KABAR.NEWS, Jakarta - Ikatan Senat Mahasiswa Ekonomi Indonesia atau ISMEI menyampaikan penolakan terhadap pengesehan Undang-Undang Omnibus Law Cipta Kerja.


Biro Pergerakan dan Aksi Pengurus Pusat Ismei, Lexyanto Datuan, menilai sejak awal Rancangan Undang-Undang Cipta Kerja memang diarahkan untuk memperkuat investasi ekonomi dalam skala besar. 


ISMEI menyayangkan karena proses perumusan UU ini tertutup, tergesa-gesa, termasuk mengabaikan prinsip kehati-hatian dalam merumuskan perubahan ratusan pasal dari macam-macam UU tanpa memperhitungkan dampak sosial, ekonomi dan politik. 

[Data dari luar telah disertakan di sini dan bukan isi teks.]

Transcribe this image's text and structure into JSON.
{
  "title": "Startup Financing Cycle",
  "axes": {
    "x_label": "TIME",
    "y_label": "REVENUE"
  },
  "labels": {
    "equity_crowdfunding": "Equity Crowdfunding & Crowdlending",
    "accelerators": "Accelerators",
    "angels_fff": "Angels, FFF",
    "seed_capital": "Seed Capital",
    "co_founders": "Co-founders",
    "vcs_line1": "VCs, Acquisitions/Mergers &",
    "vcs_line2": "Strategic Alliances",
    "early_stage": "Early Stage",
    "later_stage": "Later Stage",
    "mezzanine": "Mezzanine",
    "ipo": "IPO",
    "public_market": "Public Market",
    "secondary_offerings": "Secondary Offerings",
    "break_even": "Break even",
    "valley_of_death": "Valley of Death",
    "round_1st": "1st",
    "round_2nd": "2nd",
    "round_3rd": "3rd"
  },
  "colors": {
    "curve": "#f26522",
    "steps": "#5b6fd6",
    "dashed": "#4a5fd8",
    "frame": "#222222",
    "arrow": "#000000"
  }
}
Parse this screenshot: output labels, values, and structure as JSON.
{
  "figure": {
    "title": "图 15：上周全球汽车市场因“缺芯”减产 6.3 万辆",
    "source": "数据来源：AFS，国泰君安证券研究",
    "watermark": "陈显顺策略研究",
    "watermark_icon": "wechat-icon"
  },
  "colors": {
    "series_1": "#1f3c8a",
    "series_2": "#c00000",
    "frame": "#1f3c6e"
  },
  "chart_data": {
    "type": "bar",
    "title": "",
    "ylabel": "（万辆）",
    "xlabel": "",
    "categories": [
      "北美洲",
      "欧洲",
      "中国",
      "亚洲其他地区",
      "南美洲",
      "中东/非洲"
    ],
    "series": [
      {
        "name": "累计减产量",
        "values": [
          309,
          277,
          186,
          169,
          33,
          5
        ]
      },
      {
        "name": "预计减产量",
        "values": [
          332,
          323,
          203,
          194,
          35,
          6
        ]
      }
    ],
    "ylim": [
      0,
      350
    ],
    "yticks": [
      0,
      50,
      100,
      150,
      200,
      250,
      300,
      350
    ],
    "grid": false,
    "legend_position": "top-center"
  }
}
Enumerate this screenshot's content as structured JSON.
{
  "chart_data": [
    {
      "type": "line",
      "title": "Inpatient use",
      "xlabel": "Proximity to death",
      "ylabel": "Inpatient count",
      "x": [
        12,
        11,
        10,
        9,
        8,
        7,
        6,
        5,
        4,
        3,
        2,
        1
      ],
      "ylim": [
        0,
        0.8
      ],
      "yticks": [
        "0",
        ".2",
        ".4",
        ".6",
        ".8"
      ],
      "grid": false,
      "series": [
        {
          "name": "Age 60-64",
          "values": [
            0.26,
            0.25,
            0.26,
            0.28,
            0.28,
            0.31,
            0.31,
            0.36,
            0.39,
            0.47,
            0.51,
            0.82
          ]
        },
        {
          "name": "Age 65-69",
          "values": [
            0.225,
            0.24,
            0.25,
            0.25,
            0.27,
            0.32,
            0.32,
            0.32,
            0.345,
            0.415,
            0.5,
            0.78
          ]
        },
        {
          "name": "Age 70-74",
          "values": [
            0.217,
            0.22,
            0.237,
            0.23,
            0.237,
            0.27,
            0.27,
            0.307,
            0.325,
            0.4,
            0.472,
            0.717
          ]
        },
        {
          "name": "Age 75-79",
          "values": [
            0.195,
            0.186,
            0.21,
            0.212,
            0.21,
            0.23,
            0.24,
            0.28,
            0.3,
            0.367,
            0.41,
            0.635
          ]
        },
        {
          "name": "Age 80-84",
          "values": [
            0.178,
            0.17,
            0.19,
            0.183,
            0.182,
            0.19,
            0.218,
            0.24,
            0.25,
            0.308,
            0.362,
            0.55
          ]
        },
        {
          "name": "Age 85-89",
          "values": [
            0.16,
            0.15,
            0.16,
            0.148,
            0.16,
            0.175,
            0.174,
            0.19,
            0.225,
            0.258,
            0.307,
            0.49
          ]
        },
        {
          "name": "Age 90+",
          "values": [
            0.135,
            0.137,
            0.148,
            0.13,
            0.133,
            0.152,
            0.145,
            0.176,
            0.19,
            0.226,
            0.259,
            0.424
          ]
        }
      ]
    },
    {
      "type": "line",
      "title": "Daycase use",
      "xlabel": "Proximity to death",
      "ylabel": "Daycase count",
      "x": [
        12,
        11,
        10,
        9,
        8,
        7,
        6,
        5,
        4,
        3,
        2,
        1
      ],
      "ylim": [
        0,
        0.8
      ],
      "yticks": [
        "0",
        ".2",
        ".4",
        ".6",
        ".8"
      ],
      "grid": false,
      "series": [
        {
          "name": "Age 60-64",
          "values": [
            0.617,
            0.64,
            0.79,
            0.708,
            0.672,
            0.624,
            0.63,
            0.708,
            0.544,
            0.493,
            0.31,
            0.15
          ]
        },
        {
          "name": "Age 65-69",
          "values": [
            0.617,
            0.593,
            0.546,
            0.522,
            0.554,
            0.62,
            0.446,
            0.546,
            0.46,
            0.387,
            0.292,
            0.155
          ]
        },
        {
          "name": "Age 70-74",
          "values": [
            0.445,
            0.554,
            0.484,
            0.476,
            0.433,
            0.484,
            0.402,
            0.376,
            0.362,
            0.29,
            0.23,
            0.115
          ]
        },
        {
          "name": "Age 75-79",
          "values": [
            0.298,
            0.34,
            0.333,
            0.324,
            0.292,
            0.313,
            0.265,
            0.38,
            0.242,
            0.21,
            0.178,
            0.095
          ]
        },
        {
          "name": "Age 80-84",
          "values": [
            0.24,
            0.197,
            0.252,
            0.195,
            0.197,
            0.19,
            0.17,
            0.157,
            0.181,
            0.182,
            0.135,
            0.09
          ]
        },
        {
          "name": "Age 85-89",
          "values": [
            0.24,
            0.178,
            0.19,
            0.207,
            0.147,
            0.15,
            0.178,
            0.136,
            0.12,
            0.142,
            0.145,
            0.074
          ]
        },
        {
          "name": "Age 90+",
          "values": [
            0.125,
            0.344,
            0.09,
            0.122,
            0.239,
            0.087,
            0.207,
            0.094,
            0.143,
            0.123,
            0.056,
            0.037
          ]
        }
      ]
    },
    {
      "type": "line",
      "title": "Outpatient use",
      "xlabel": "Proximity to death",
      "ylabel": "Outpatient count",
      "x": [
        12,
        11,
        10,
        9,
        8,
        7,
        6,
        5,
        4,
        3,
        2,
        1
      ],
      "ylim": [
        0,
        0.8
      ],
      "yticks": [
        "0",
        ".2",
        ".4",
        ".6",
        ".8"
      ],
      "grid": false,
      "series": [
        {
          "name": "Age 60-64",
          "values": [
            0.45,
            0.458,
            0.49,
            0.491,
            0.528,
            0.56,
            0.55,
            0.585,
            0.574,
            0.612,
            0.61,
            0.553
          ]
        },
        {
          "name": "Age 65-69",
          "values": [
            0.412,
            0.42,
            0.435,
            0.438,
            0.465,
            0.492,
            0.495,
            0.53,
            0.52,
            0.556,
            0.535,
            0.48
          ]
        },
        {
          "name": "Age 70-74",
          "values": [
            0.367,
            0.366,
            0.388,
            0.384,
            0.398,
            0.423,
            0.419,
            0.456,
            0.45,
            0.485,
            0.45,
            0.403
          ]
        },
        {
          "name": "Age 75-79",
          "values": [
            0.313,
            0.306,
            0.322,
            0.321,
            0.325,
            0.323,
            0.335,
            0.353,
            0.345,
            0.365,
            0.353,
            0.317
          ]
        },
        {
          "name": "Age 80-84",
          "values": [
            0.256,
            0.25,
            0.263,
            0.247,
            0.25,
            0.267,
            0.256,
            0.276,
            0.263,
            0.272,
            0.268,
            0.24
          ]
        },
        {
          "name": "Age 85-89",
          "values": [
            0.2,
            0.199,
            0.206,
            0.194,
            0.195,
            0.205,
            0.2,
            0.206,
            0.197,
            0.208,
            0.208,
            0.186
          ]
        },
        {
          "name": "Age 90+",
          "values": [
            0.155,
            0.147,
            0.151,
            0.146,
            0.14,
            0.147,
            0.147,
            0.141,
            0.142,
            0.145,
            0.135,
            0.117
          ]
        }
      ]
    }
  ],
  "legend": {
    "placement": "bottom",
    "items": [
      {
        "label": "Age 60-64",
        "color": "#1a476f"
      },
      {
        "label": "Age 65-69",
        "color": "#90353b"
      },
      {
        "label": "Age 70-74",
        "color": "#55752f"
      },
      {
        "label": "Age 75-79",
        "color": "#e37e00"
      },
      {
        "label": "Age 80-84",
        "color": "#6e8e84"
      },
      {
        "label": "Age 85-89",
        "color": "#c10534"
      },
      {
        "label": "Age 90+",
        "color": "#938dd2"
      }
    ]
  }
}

Baca juga: Tujuh Undang-Undang yang Dihapus dari Omnibus Law Cipta Kerja


Menurut Lexyanto, pemerintah mengklaim sudah mengetahui bahwa penghambat utama masuknya investor ke Indonesia karena proses perizinan oleh birokrasi yang berbelit-belit. Hambatan itulah mesti diubah tanpa harus membuat aturan hukum sapu jagad.


"Seharusnya pemerintah fokus pada perbaikan perizinan saja tanpa harus melalui Omnibus Law. Agar tidak terjadi kesalahan tafsir di tengah - tengah mengenai tujuan dibuatnya Omnibus Law ini," kata Datuan dalam keterangan tertulis yang diterima KABAR.NEWS, Selasa (13/10/2020).


Lexyanto menyebut, pihakya telah menantang pemerintah untuk terbuka soal data investasi yang akan masuk ke Indonesia jika UU Omnibus Law diundangkan pemerintah.


Keterbukaan data yang dimaksud adalah siapa dan berapa banyak investor yang telah mengeluarkan lampu hijau untuk berinvestasi ke Indonesia, berapa banyak yang masih ragu-ragu dan  berapa banyak Investasi yang masih dalam kategori merah atau masih sebatas melihat dan menunggu. 


"Pemerintah harus terbuka terkait data ini, mulai dari besarannya (dana yang akan masuk) kemudian tujuan investasi itu untuk apa (pembangunan Industri atau yang lainnya) dan berapa lama," kata Lexyanto.

 

ISMEI juga mempertanyakan upaya pemerintah untuk meyakinkan calon investor dapat mempekerjakan warga Indonesia yang jumlahnya diperkirakan 2 juta orang per tahun dan didominasi lulusan SMA. 

 

"Bagaimana pemerintah meyakinkan investor itu bisa memenuhi kebutuhan tenaga kerja dalam negeri dan mengurangi pengangguran serta berapa besar volume serapan tenaga kerja yang dihasilkan," katanya.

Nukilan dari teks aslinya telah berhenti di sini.